A federal judge has refused to dismiss a lawsuit asserting that AMC Entertainment Inc. demanded that movie studios not license choice titles to a competitor or face damaging their relationship with the Leawood-based theater company, according to a movie industry trade publication.
U.S. District Judge Eleanor Ross in Atlanta wrote in a decision issued Friday that Cobb Theatres had presented sufficient evidence to move forward on its claims of potential antitrust violations, according to a Hollywood Reporter story.
Cobb Theatres, based in Birmingham, Ala., operates seven CineBistros throughout the country, but its lawsuit filed in early 2014 focused on a complex it owns in Brookhaven, Ga.

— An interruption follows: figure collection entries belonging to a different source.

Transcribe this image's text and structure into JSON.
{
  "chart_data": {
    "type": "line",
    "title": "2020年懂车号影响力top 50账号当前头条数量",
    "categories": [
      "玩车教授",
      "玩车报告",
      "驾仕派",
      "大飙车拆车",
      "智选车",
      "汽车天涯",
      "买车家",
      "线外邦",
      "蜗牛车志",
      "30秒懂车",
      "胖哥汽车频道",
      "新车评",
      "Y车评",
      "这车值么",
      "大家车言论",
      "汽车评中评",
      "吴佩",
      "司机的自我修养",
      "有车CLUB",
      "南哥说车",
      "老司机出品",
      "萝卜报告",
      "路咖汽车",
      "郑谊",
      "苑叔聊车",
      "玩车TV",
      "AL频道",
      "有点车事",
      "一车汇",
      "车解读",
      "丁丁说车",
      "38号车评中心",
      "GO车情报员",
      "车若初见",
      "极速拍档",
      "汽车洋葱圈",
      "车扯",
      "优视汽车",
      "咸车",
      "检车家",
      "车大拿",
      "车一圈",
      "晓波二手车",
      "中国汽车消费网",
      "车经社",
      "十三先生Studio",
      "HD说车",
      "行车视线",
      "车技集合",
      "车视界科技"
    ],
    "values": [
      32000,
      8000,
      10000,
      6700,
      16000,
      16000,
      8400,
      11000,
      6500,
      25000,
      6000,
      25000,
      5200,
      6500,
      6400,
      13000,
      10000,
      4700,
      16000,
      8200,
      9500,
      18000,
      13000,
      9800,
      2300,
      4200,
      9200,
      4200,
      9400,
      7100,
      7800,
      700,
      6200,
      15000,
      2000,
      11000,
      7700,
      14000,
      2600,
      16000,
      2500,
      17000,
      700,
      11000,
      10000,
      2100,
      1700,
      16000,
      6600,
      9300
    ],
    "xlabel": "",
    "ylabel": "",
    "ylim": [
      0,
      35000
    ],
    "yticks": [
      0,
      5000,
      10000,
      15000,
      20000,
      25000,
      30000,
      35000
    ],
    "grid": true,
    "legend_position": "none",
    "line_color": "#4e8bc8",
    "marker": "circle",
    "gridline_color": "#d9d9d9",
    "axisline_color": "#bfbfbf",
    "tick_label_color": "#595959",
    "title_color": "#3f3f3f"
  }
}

The suit says AMC, which operates two nearby multiplexes, made requests to gain titles for showing only at those properties, the trade publication said.
Cobb Theatres contended that an AMC executive sent a letter to major film studio distributors seeking preferential or exclusive licensing treatment.
As a result, Cobb Theatres argued, it has been unable to draw more high-grossing popular films, according to the Hollywood Reporter story.
AMC argued in court documents that Cobb Theatres hadn’t adequately alleged the existence of a conspiracy, an unreasonable restraint on trade, or harm to the competition. However, the judge wrote that the argument was “without merit,” the trade publication said.
In a statement Tuesday, AMC said, “Although we were cautiously hopeful for an early dismissal of Cobb’s claims on the court papers alone, the court’s order did not find that any of Cobb’s allegations were true. Instead, Cobb will now be required to present actual facts to try to prove the claims it made in its complaint.”
AMC called Cobb Theatres’ claims “meritless,” and said it looked forward to showing that it “has simply competed with Cobb in full compliance with applicable law and industry standards.”